After I graduated AFI in 2005, video technology had exploded, and I was able to go back and shoot Jayne, Jerry, Lyle and Mark Kessell in additional HD. I traveled back to Rochester to shoot the Ostermans in HD in 2006, during the course of shooting a feature film. I still use some of the original DV standard definition. In documentary filmmaking, you flesh out more of your story in editing. We removed sections that weren’t working and really focused on the personalities of the artists and how that worked with their process. My team and I went back in 2007 to get the final elements of the story. We were also able to shoot Grant Romer, Director of Conservation at The Eastman House, who organized the first workshops on 19th century processes in the 1980’s.

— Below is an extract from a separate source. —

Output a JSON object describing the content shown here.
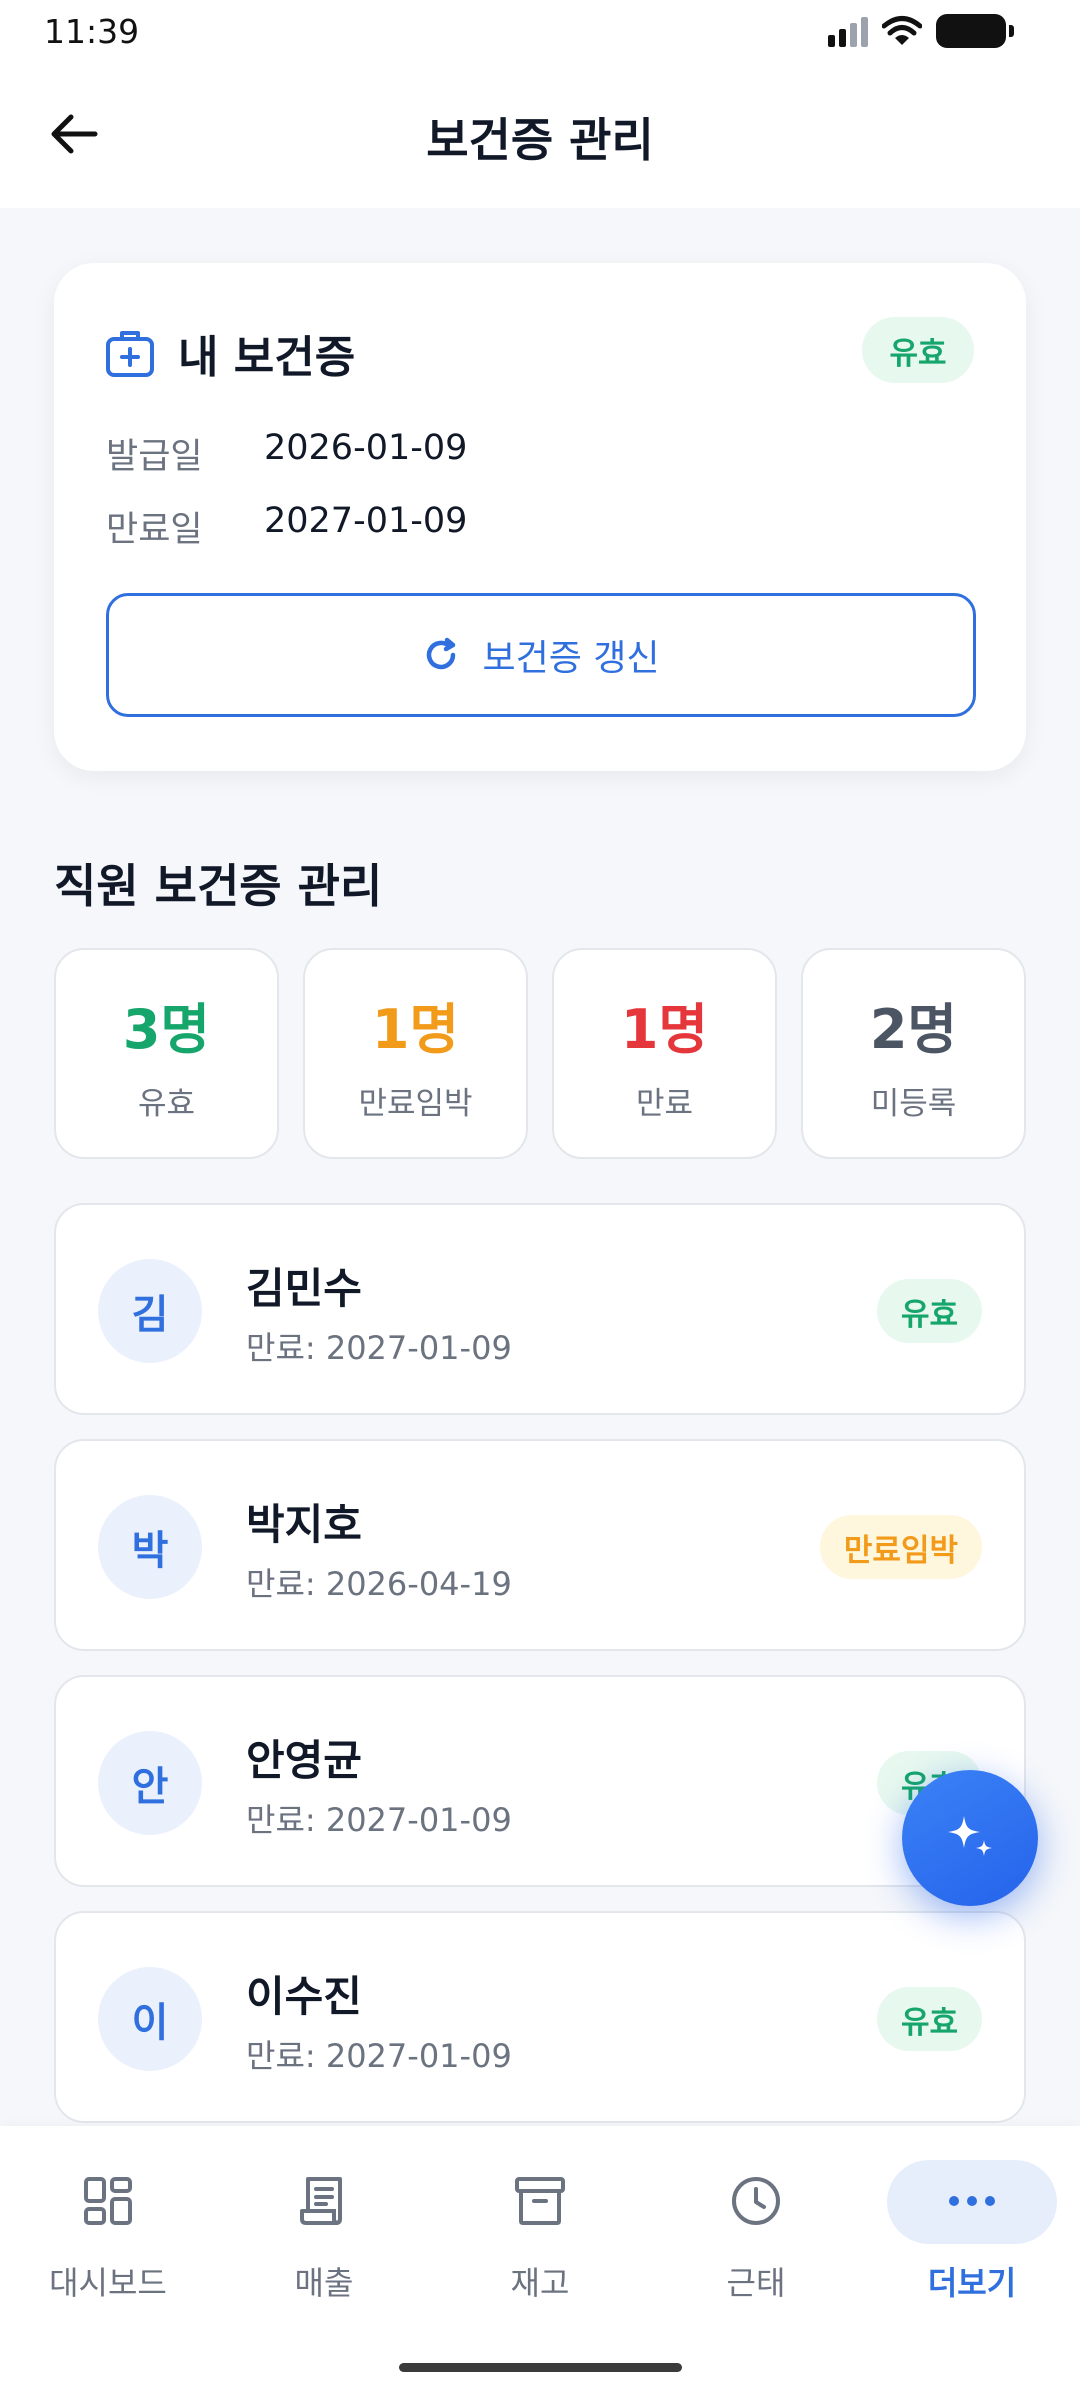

I added another artist in 2007, shooting John Coffer in Dundee, NY, a pioneer and master of the wet plate collodion ferrotype (tintype) and glass plate processes. John embraced the 19th Century lifestyle. With no phone, running water or electricity, the producer could only contact him by handwritten letter to arrange the shoot. John’s work, both artistic and beautiful, made no apologies for loving a life now past. He founded Camp Tintype, a leading summer workshop for learning the wet plate ferrotype process.
Telling the story of this film has been a great joy and a long challenge— a passion project weaving through personal milestones, the loss of my father to cancer in 2008 and the births of my two beautiful daughters.
Artists & Alchemists follows contemporary artists crafting 19th century process photographs in an increasingly digital world. I had the tough task of narrowing down to ten artists, there were more that deserve to be in the feature but due to time, and telling this story, hard decisions were made. The concept of Artists & Alchemists could easily be a series, and perhaps one day it will. I have developed an admiration for every single of the artists in this film and could easily make a project on each. A few, such as Chuck Close and Sally Mann have features on them already.
Artists & Alchemists developed from an initial spark of curiosity to a story I was compelled to share. I could not have made this film without a talented team, my editor, Merc Boyan and my wife and partner in life, Stacy, who produced this film from concept to finish and insisted on the best. A special thank you goes to my fine art photographer mother, EF Kitchen, a master of platinum print photography (another 19th century process) for introducing me to Mark Kessell’s daguerreotype, her support and inspiration.
I hope to expose viewers to chemical photography’s evolution as an art form and technology and its influence in our world today. Perhaps this story can bring hope to those mourning the demise of film, that there is a future in which alchemy will always be very much a part of the photographic image.